ПЕТР ШЕСТЁРКИН
Петр Васильевич Шестёркин (1912–2015) , родился в Оренбургской области. Политрук, воевал на Волховском фронте, попал в плен летом 1942 г. Позднее он вспоминал: «Построили нас, человек 70 оставшихся в живых, в шеренгу по двое. Последовала команда: «Жиды, коммунисты и комиссары — три шага вперед!» Никто из строя не вышел…». Находился в концлагерях и на шахтах в Германии. Здесь выявленных «комиссаров расстреливали на месте, а на евреев надевали ермолку, запрягали в бочку с нечистотами и заставляли возить», — рассказывал П.Шестёркин. 23 февраля 1943г. бежал, оказался в Бельгии, подпольщики помогли получить паспорт на имя Жана-Августа Пьери. Затем переправили в партизанский отряд. Так он стал бойцом секретной партизанской армии Бельгии (так называли себя партизаны), где из бывших советских военнопленных была создана Русская бригада. «Когда в Бельгию вошли союзники, они были очень удивлены, увидев вооруженных людей с красными флагами», — вспоминал Петр Васильевич. Прошел проверку и был назначен уполномоченным по репатриации в Бельгии, затем во Францию. На Родину вернулся лишь в сентябре 45-го. А дома его ждала… похоронка. Но советский офицер и бельгийский партизан дожил до 100 лет, работал в г. Темникове в Мордовии. И как самую дорогую реликвию хранил благодарственное письмо командира Бельгийской секретной армии в провинции Лимбург А.Ламбрехта.
13 апреля 1945 г.
Командир секретной армии в провинции Лимбург объявляет, что старший лейтенант Шестёркин, командир Русской бригады сектора Рекем, оказал неоценимую помощь и содействие секретной армии в провинции Лимбург. Сражаясь с немцами всеми способами, он также содействовал освобождению других военнопленных В качестве офицера секретной армии он участвовал в парашютировании союзников, амуниции и вооружения силами секретной армии.

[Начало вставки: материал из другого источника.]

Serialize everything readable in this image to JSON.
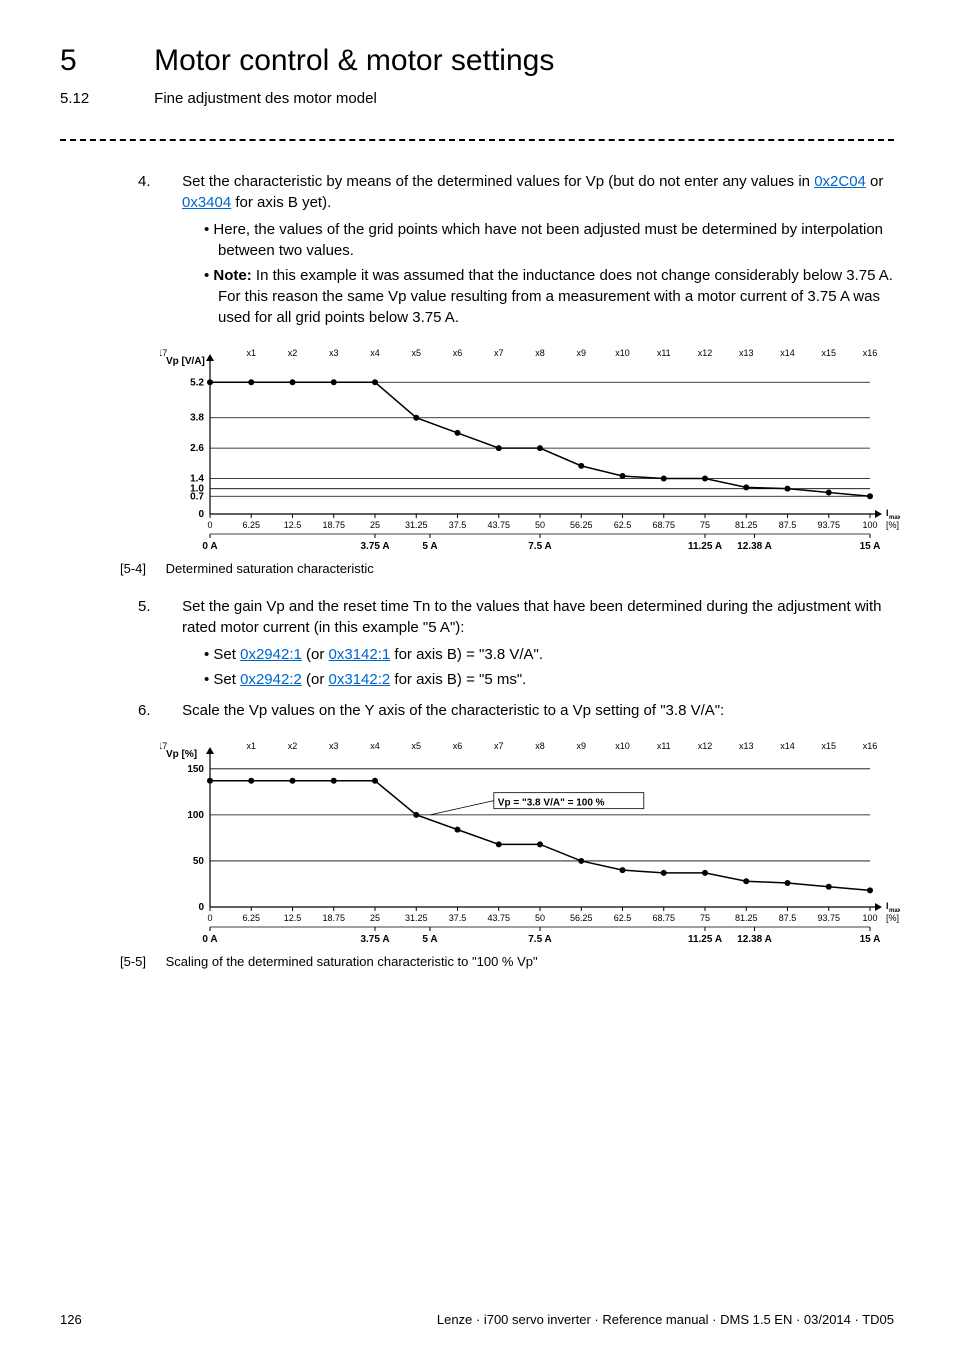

Мы поздравляем старшего лейтенанта Шестёркина за его блестящее поведение, неоценимую помощь, которую он всегда оказывал секретной армии».
ЛЕВ ГОРОДЕНСКИЙ
И действительно, двадцатилетний младший сержант Лев Маркович Городенский, сражавшийся на 1-м Белорусском, в тот день мог насладиться относительным затишьем. Позади — ровно два года службы. Успел побывать в «штрафниках». Пять раз был ранен. В одном из писем родителям в Москву он как-то даже похвастался четырьмя нашивками за ранения и точно предсказал получение пятой. Лев настолько привык к реалиям передовой, что легко шутил и о своих ранах, и о смерти. Нормальная мирная жизнь в Москве, учеба на журфаке Полиграфического института остались в какой-то другой, довоенной, реальности.
Впрочем, журналистская жилка у Льва Городенского давала о себе знать и на фронте. Так, во время своего последнего пребывания в госпитале именно он писал боевые листки, пересказывал товарищам сводки Совинформбюро. На передовой он всегда подмечал интересные детали, которые красочно передавал в письмах домой.
13 апреля, во время короткого затишья, Лев ретроспективно вспоминал Польшу и реакцию поляков, встречавших своих освободителей, сравнивал ее с теперешней реакцией на советских солдат у немецкого населения. В этом лишь наполовину сохранившемся письме проскользнули и накопившееся ожесточение, и намек на качество жизни немцев, и горькая ирония о расстояниях до Москвы и Берлина.
13 апреля.
Это письмо я вам пишу с территории Германии. До Берлина — 150 км, до вас — 1600 км. Сами видите, что до Берлина в 10 раз ближе, чем до вас. Мне пришлось пройти всю Польшу и часть Германии. В Польше на нас, бойцов Красной армии, смотрели как на освободителей от немецкой каторги, делились воспоминаниями о пяти годах мученической жизни, везде принимали как родных. Даже мы не успевали отвечать на приветствия населения.
Другое дело здесь, на земле немецкой. Население смотрит на нас с боязнью, несмотря на то, что мы к ним даже не притрагиваемся. Мы добьемся того, «чтобы немцев из поколения поколение бросало в дрожь при упоминании о Красной армии». Зато мы себя все чувствуем хозяевами, все, что осталось, — все наше. Мы живем сейчас в одном городе, дом целый, обстановка, посуда, топливо, вода, скотина, запасы продуктов — все цело. Живем так, как не жили дома. Можете мне поверить. Целый день жарим, варим то, что любит каждый, — я жарю котлеты с картошкой, пьем кофе с вареньем, заелись прямо до невозможности.
Пока кончаю. По этому адресу не пишите. Когда будет точный адрес, я вам его сообщу в письме.